During 2017 and again in 2019, I had the privilege of offering poetry workshops inspired by the ecology and history of the Limberlost. These workshops were sponsored by Arts in the Parks and Historic Sites, a program of the Indiana Arts commission. Much of workshops' success was do to the promotion efforts of Friends of the Limberlost and to the expertise of Curt Burnette, Bill Hubbard, and Jeanne Akins, staff members who served as guides as participants visited the Cabin or walked a trail. Each workshop included the discussion of prompts and models and individual and collaborative writing activities. By scrolling backward, you can read some of the poems from these workshops.
In preparing for workshops, I spent time reading Gene Stratton-Porter's nonfiction books. I was amazed by what she observed in nature through her patience and attentiveness. A story that's particularly special to me is her account of seeing what may have been the last known passenger pigeon. Until reading about his experience, I had assumed (like most people) that the last living passenger pigeon was "Martha," a caged bird on exhibit at the Cincinnati Zoo. What follows is a persona poem inspired by an account in Tales You Won't Believe.
Gene Stratton-Porter Identifies the Last Known Passenger Pigeon
"Martha, the Passenger Pigeon, passed away on September 1, 1914, in the Cincinnati Zoo. She was believed to be the last living individual of her species after two male companions had died in the same zoo in 1910. Martha was a celebrity at the zoo, attracting long lines of visitors."
----Smithsonian National Museum of Natural History
I saw him three miles west of the Limberlost
with my camera set to film the brooding hen goldfinch.
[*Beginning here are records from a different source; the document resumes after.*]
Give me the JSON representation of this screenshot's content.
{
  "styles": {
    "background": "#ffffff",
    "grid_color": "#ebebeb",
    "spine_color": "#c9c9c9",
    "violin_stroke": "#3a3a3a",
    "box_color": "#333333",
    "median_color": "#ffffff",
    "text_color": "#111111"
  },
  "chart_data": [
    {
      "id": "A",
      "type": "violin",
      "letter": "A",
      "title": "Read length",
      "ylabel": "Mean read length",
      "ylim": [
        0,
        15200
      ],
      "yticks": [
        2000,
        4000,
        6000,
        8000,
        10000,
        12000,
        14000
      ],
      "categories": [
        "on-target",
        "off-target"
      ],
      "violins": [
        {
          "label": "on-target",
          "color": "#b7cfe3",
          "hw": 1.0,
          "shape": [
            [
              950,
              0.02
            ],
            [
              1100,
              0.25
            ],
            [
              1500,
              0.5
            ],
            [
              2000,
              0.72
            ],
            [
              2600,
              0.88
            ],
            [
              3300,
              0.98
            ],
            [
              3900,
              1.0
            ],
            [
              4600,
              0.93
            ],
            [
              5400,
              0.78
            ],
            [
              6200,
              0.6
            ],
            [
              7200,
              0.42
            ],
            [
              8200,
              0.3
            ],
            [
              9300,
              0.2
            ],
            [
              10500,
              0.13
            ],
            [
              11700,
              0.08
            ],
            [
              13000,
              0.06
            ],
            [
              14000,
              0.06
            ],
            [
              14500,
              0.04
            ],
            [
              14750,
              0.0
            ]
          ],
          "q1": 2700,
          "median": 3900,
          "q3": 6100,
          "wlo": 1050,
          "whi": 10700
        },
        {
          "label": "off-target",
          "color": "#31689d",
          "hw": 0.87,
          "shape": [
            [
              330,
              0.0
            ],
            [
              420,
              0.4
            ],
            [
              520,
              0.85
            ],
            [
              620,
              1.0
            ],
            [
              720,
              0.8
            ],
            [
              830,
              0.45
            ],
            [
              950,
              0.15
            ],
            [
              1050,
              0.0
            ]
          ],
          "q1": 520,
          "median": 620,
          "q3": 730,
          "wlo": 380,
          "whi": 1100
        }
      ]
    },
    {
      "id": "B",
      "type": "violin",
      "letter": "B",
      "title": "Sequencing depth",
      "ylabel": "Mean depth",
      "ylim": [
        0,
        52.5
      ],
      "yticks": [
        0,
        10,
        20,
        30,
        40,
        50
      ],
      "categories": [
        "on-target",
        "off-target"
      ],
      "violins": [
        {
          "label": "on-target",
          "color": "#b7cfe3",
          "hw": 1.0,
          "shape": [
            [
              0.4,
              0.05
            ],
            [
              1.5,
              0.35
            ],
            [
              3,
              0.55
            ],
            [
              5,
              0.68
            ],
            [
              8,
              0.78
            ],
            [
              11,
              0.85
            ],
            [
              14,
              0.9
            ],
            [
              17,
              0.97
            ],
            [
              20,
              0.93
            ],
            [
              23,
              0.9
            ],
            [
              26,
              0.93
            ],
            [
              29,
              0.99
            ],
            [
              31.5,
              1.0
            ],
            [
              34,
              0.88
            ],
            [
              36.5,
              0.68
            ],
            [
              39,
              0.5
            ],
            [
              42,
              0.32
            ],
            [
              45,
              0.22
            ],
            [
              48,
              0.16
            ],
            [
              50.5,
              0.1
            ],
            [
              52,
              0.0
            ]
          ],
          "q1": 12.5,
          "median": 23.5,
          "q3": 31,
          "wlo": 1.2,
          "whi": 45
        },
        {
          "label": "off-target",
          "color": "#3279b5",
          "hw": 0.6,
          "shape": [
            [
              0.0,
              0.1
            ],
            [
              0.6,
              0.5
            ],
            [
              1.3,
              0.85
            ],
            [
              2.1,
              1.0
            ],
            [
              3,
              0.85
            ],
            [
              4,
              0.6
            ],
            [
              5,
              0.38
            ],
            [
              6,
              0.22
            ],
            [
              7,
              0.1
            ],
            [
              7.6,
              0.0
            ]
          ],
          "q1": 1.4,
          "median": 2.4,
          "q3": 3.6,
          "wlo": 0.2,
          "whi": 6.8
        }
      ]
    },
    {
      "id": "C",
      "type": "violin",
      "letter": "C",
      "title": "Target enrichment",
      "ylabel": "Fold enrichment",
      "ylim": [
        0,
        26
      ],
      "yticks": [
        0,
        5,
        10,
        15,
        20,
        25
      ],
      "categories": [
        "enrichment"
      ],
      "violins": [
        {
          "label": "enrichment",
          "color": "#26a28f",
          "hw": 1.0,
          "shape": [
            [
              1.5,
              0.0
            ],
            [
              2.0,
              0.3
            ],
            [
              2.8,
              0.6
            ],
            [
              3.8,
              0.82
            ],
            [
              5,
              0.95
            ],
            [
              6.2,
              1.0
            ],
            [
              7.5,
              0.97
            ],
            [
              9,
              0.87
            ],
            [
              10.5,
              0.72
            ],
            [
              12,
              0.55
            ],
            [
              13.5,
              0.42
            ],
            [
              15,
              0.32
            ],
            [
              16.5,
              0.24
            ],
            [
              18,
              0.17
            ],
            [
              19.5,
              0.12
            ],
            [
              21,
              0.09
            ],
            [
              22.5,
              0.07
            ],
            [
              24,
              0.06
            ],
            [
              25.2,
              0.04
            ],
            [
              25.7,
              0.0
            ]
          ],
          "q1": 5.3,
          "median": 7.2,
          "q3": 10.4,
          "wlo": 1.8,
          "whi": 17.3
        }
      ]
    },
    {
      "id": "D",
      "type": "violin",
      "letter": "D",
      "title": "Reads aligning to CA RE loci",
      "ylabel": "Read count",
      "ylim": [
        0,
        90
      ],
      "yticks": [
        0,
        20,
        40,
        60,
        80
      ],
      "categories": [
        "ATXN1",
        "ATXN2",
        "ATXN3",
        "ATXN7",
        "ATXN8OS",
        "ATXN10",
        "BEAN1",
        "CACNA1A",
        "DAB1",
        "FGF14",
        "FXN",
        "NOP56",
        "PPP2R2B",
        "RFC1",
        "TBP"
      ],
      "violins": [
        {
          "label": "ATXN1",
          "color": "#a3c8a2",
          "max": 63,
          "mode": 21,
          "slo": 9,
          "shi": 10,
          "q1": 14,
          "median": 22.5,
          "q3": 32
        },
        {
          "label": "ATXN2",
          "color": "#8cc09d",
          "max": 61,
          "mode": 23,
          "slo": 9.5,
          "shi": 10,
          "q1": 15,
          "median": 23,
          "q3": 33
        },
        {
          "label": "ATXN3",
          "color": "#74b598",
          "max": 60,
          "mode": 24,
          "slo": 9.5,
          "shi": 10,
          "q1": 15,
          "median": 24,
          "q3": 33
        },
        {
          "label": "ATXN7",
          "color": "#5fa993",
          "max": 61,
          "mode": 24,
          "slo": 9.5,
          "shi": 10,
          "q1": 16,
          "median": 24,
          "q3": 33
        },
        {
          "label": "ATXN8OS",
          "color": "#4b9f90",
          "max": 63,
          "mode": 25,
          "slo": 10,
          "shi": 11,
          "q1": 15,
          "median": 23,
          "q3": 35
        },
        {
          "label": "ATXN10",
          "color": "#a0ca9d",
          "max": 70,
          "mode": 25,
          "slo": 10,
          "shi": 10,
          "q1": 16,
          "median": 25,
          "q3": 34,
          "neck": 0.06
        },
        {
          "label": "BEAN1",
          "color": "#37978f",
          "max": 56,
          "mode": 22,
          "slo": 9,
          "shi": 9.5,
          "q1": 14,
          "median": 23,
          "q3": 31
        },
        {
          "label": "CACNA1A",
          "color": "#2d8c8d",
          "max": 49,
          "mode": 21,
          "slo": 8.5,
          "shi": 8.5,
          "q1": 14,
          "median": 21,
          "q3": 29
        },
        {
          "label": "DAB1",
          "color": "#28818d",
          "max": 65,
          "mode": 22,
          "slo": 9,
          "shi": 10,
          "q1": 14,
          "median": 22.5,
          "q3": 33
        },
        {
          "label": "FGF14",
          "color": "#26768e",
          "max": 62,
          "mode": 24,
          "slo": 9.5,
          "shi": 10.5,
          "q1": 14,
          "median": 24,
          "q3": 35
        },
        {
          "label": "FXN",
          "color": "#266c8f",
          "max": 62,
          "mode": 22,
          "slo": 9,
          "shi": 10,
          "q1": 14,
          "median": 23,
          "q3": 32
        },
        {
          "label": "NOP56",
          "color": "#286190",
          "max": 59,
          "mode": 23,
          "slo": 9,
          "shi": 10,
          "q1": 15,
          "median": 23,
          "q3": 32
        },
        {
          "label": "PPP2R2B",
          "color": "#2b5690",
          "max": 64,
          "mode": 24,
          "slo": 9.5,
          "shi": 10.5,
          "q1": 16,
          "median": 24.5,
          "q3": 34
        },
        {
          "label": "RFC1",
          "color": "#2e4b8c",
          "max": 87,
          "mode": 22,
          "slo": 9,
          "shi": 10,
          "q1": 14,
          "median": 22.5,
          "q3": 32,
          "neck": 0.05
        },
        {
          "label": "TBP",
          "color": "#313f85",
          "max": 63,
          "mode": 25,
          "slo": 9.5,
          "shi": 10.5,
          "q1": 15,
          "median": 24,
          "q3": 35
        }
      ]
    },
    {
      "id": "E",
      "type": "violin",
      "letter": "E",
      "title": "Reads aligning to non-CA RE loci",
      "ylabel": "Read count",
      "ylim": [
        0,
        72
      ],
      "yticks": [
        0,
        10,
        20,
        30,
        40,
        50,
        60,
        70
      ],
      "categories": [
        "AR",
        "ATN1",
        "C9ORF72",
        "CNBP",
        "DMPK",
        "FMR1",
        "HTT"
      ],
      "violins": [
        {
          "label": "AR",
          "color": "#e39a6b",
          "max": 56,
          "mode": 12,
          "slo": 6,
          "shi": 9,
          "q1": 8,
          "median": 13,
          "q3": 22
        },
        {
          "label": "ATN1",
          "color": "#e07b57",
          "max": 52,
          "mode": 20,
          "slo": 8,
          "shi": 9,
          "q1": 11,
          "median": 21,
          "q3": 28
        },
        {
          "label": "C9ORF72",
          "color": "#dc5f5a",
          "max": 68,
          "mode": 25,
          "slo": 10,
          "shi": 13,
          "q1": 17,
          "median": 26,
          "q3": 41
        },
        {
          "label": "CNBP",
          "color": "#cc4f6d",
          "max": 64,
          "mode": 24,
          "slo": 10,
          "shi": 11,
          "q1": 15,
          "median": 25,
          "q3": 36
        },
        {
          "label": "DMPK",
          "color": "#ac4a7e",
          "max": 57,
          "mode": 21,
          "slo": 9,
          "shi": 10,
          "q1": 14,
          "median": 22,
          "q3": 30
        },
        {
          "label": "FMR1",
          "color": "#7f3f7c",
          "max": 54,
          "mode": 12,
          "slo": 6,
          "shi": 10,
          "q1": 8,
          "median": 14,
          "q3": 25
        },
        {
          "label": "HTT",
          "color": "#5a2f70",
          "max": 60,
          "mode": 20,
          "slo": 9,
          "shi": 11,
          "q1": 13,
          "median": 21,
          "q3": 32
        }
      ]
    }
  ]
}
A whistling of wings and then that singular bird
settled on the telephone wire above me, I recognized
his bright red beak and feet, hue of blue-gray feathers,
distinctive See? See? As a farm girl, I heard that call
when flocks thick as storm clouds eclipsed the sun.
Fervent wings rumbled in ceaseless thunder. Roosting
birds broke limbs and toppled trees. See? See?
they whimpered in our neighbor's yard---dozens
clubbed and captured, with broken legs, backs,
and wings, soon to be dropped into the pot-pie kettle.
See? See? See? this one cried, cocking his head
and looking in every direction. But by then, Martha
had been shipped to the Smithsonian inside a block
of ice. Among Objects of Wonder she was paired
with an Ectopistes migratorius shot years before she
hatched. If I could have shifted my camera, then
you could see for yourself how the last passenger pigeon
was nameless and perched by himself on a wire.
How iridescent shone the bronze patches on his throat
with nothing but the sun behind him.